United States Department of Veterans Affairs
 Health Care
VA is Prepared for Hurricane Season. Are You?
Patient on gurney receives care from male and female caregivers in an airplane hangar.
A Veteran patient is cared for in Atlanta awaiting transfer to South Carolina. Evacuations like this one in 2005 are not always needed, but always considered in hurricane season.

Hurricane Earl, the seventh named storm of the 2010 hurricane season, brushed past the U.S. Virgin Islands and Puerto Rico, bringing heavy rains and strong winds, and authorities also expect a close call on the U.S. Eastern Seaboard just before the Labor Day weekend.

“VA facilities from North Carolina to New York and beyond are poised and ready to take whatever comes their way,” said Ramona Joyce, Director of VA’s Washington Regional Office of Intergovernmental and Public Affairs. “Right now we’re doing partial evacuations of mobile patients from our Hampton (Virginia) VA Medical Center. We’re working with three other sister medical centers, in Virginia and North Carolina, who will be taking these patients.

“It takes team work to successfully prepare for, respond to and recover from these events,” Joyce continued. “Here at VA we have strong preparedness, response and recovery plans that allow us to focus on the well-being of our Veterans and staff.”

She added: “As a nation we learned from Katrina that you can’t be too cautious.”

Mary Kay Hollingsworth, a VA communications manager based in Lake City, Fla., said VA makes it a point not to forget the lessons it learned during previous storm seasons, and prides itself on always “putting Veterans first” when a hurricane strikes.

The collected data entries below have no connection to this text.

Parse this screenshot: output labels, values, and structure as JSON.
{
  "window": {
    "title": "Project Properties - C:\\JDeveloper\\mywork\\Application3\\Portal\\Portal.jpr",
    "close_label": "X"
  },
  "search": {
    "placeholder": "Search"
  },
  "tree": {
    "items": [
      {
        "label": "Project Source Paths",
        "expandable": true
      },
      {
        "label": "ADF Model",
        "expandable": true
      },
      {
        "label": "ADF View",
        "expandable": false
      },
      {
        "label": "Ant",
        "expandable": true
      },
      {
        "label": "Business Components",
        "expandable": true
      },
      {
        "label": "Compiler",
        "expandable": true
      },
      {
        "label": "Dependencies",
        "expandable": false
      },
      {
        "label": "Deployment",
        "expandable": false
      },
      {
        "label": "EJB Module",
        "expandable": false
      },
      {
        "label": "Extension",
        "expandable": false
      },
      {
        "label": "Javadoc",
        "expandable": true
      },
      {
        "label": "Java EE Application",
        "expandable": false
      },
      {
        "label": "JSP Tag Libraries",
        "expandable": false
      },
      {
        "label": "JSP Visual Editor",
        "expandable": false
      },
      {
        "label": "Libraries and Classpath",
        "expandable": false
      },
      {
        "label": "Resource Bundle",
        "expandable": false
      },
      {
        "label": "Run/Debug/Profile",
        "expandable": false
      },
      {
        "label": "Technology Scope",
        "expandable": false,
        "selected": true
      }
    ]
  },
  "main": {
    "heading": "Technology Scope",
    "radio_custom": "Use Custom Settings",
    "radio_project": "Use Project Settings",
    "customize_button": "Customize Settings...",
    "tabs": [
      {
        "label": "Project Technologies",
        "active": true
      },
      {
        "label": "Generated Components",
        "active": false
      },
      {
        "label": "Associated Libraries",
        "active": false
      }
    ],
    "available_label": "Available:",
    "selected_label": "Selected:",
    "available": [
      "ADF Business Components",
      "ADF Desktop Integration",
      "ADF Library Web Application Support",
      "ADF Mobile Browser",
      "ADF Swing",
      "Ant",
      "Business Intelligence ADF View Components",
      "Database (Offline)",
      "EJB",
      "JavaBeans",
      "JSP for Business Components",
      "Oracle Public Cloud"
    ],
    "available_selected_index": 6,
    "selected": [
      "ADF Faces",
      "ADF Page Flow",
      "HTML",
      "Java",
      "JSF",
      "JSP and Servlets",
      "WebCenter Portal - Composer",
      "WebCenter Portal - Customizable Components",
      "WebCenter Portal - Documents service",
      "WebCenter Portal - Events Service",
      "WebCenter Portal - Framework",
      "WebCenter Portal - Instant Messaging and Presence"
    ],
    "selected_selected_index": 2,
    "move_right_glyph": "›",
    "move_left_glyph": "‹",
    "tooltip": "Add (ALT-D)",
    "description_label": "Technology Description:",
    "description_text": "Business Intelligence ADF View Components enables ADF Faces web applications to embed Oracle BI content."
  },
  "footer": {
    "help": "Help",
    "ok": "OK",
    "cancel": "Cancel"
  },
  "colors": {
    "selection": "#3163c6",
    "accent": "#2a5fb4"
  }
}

“Past hurricane seasons have tested our nation’s ability to respond to and recover from catastrophic storms,” she said. “We all remember the far-reaching devastation caused by Hurricanes Charley, Frances, Jeanne, Ivan, Katrina and Rita. Through the years, VA employees across the nation have been recognized for their dedication to our patients and fellow employees — employees who refused to abandon their duties, even when they had no knowledge of the condition of their own homes and families.

“A big part of our success,” she continued, “comes from reaching out to Veterans and their families before, during and after a storm. Living in the ‘Hurricane Belt,’ we know about personal preparedness kits — stocking up on items you’ll need to help you weather the storm. We make sure Veterans know about some of the special items they may need, including additional prescription medications and other medical equipment such as extra oxygen.”

“We also make sure they have a shelter plan,” added Reggie Kornegay, a VA emergency preparedness coordinator at the Orlando VA Medical Center. “Do they have family to stay with? Will they need to go to a community shelter? If they have significant health issues, will they need to come into a VA medical center? We also educate them in advance about our special toll-free hotline that is established to provide important information — facility closures, appointment rescheduling and pharmacy refills.”

Kornegay said that during major storms, VA websites and phone centers are continuously updated with current information on actions being taken by VA and actions that need to be taken by its Veteran patients. “We reach out to our Veterans through the media too,” Kornegay said. “Getting the word out about altered services and when we’ll be back up and running is vital information for our patients. Even after the storm, we reach out to our Veterans. We make sure they weathered the storm OK, determine if they have needs that haven’t been met and help them through any issues they might be facing.

“Our Veterans were there for us when it counted,” he said. “Now we’re going to be there for them.”

Veterans, here’s a Personal Preparedness Checklist that will help you weather the next Big One. Have at least a two-week supply of the following items:

  • Water — 2½ gallons of water per person per day (½ gallon for drinking, 2 gallons for bathing)
  • Food — non-perishable/canned food: ready-to-eat meats, fruits, vegetables, soups; snacks: cookies, cereals, etc.; drinks: juices, milk, soft drinks, instant coffee, tea.
  • Medicine — first aid kit that contains aspirin, non-aspirin pain reliever, antacid, antiseptic, scissors, mosquito repellent.
  • Personal Hygiene/Care Items: toilet paper, towels, soap, shampoo, denture needs, eyeglasses, sun protection.
  • Other supplies — battery operated radio, flashlight and batteries, non-electric can opener, portable cooler and ice, plastic trash bags, tarp or sheet plastic, duct tape, cleaning supplies such as bleach, paper napkins, plates and cups, pillows and blankets.
And if you’re on any prescription medications, here’s what you should do:
  • Keep a list of all medications in your personal preparedness kit.
  • Keep a 15 day supply of medication and supplies on hand. Do not allow your supply to go below 15 days.
  • For medications that require refrigeration — make sure you have a small portable cooler or ice chest ready for easy transport, if needed.
  • If you must evacuate, bring prescription bottles — whether full or empty — of all medications that you are currently taking.
  • Always keep a record of scheduled appointments for follow-up visits, lab work and specialty care services.